In dredging, trenching, (deep sea) mining, drilling, tunnel boring and many other applications, sand, clay or rock has to be excavated. The productions (and thus the dimensions) of the excavating equipment range from mm3/sec - cm3/sec to m3/sec. In oil drilling layers with a thickness of a magnitude of 0.2 mm are cut, while in dredging this can be of a magnitude of 0.1 m with cutter suction dredges and meters for clamshells and backhoe's. Some equipment is designed for dry soil, while others operate under water saturated conditions. Installed cutting powers may range up to 10 MW. For both the design, the operation and production estimation of the excavating equipment it is important to be able to predict the cutting forces and powers. After the soil has been excavated it is usually transported hydraulically as a slurry over a short (TSHD's) or a long distance (CSD's) or mechanically. Estimating the pressure losses and determining whether or not a bed will occur in the pipeline is of great importance. Fundamental processes of sedimentation, initiation of motion and erosion of the soil particles determine the transport process and the flow regimes. In TSHD's the soil has to settle during the loading process, where also sedimentation and erosion will be in equilibrium. In all cases we have to deal with soil and high density soil water mixtures and its fundamental behavior.
This book gives an overview of cutting theories.
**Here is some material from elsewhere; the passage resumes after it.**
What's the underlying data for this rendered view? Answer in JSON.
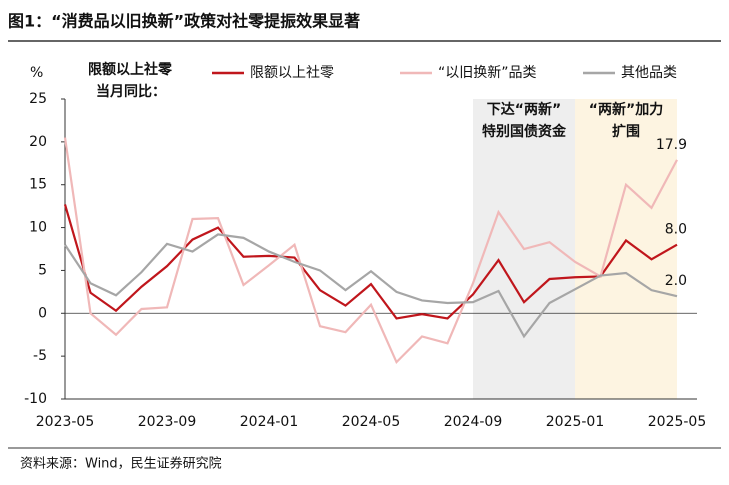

It starts with a generic model, which is valid for all types of soil (sand, clay and rock) after which the specifics of dry sand, water saturated sand, clay, atmospheric rock and hyperbaric rock are covered. For each soil type small blade angles and large blade angles, resulting in a wedge in front of the blade, are discussed. The failure mechanism of sand, dry and water saturated, is the so called Shear Type. The failure mechanism of clay is the so called Flow Type, but under certain circumstances also the Curling Type and the Tear Type are possible. Rock will usually fail in a brittle way. This can be brittle tensile failure, the Tear Type or the Chip Type, for small blade angles, but it can also be brittle shear failure, which is of the Shear Type of failure mechanism for larger blade angles. Under hyperbaric conditions rock may also fail in a more apparent ductile way according to the Flow Type or Crushed Type of failure mechanism. This is also called cataclastic failure.
For each case considered, the equations/model for the cutting forces, power and specific energy are given. The models are verified with laboratory research, mainly at the Delft University of Technology, but also with data from literature.
The model is named The Delft Sand, Clay & Rock Cutting Model. Up to date information (modifications and additions) and high resolution graphs and drawings can be found on the website www.dscrcm.com.